Esensi Haji: Keikhlasan dan Kesederhanaan
Ibadah haji adalah perjalanan spiritual yang menuntut pengorbanan lahir dan batin. Dalam ritual ihram, semua Jemaah raja maupun rakyat biasa disamakan dalam balutan dua kain putih tanpa identitas duniawi. Ini simbol bahwa manusia sama di hadapan Tuhan. Tidak ada gelar, tidak ada pangkat, tidak ada emas atau kebaya mewah.
Ketika para jemaah pulang lalu tampil mencolok, seolah esensi ihram itu luntur di bandara. Yang tampil bukanlah keimanan, melainkan kemasan. Yang dipamerkan bukan kesalehan, melainkan kemewahan. Lalu publik pun bertanya: apakah ini buah dari haji mabrur, atau sekadar tur religi dengan gaya eksklusif?
KH. Quraish Shihab dalam Tafsir Al-Mishbah menekankan bahwa ibadah yang diterima Allah adalah ibadah yang tidak hanya sah secara hukum fiqih, tetapi juga berdampak secara sosial dan spiritual. Haji yang mabrur, kata beliau, harus tercermin dalam akhlak, kerendahan hati, dan kepedulian sosial setelah pulang dari Tanah Suci.
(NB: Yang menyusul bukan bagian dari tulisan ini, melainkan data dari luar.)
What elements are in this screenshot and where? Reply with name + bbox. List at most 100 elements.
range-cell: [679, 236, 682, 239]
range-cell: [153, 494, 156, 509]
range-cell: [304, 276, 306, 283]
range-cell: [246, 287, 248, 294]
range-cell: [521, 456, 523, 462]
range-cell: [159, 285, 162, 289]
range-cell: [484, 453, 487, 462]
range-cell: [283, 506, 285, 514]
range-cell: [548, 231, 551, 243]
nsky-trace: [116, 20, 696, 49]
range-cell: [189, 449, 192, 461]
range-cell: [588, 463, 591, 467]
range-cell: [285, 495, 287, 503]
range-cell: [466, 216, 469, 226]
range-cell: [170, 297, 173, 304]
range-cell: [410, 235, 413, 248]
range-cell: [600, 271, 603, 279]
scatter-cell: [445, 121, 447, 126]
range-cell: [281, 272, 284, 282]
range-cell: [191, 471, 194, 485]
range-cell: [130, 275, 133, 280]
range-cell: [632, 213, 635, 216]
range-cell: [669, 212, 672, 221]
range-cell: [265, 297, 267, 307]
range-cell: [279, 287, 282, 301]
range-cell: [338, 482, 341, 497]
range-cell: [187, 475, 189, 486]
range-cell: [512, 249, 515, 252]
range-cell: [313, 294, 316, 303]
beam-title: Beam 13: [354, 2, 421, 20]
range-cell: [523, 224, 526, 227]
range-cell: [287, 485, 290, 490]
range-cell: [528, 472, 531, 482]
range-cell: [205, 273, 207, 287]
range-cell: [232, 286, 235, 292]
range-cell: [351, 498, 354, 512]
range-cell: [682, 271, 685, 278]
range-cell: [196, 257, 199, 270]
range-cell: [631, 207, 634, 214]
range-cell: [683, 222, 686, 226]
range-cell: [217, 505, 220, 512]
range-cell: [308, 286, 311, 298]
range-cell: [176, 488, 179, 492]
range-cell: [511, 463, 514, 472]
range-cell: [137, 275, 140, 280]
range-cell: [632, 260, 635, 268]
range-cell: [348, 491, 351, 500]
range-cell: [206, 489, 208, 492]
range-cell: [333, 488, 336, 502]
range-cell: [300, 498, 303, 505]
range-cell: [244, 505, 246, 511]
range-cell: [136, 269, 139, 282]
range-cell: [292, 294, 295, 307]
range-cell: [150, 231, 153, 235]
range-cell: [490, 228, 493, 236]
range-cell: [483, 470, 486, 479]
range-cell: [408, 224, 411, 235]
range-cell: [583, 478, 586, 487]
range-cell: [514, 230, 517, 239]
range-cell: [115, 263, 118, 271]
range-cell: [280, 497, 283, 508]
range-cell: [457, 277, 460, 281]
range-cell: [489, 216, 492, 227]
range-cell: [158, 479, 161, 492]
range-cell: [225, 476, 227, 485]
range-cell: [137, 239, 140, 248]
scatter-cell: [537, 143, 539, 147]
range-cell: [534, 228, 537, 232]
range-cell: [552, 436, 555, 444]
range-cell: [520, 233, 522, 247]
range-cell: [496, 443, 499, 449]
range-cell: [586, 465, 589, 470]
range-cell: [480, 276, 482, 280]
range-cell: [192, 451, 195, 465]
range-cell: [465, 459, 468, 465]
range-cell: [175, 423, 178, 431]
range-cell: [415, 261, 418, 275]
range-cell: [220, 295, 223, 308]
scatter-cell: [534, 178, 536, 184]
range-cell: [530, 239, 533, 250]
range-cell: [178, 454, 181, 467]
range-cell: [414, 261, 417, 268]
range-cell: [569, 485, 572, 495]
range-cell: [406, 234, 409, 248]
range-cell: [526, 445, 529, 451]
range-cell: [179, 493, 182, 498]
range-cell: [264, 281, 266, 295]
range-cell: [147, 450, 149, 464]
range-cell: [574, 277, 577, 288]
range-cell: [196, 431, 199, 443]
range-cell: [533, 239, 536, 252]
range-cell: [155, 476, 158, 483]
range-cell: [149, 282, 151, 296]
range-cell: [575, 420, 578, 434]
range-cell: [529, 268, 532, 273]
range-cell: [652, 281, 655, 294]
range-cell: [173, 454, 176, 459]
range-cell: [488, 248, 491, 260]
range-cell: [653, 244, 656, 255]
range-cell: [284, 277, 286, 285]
Tentu, disini kita tak ingin serta-merta menyalahkan tradisi daerah. Apresiasi terhadap jemaah haji adalah hal wajar. Namun, apresiasi itu seharusnya tak bertransformasi menjadi festival kemewahan. Jika benar sebagian perhiasan itu hanyalah aksesoris dan gaun dibeli murah di Madinah, tetap saja esensinya perlu dikaji ulang. Mengapa harus tampil mencolok? Untuk siapa pesannya disampaikan?
Umat Islam di Indonesia sudah terlalu sering terjebak pada kemasan keagamaan yang semu. Gamis tapi kasar, jilbab tapi doyan menghujat, haji tapi pamer harta dan masih banyak contoh lainnya.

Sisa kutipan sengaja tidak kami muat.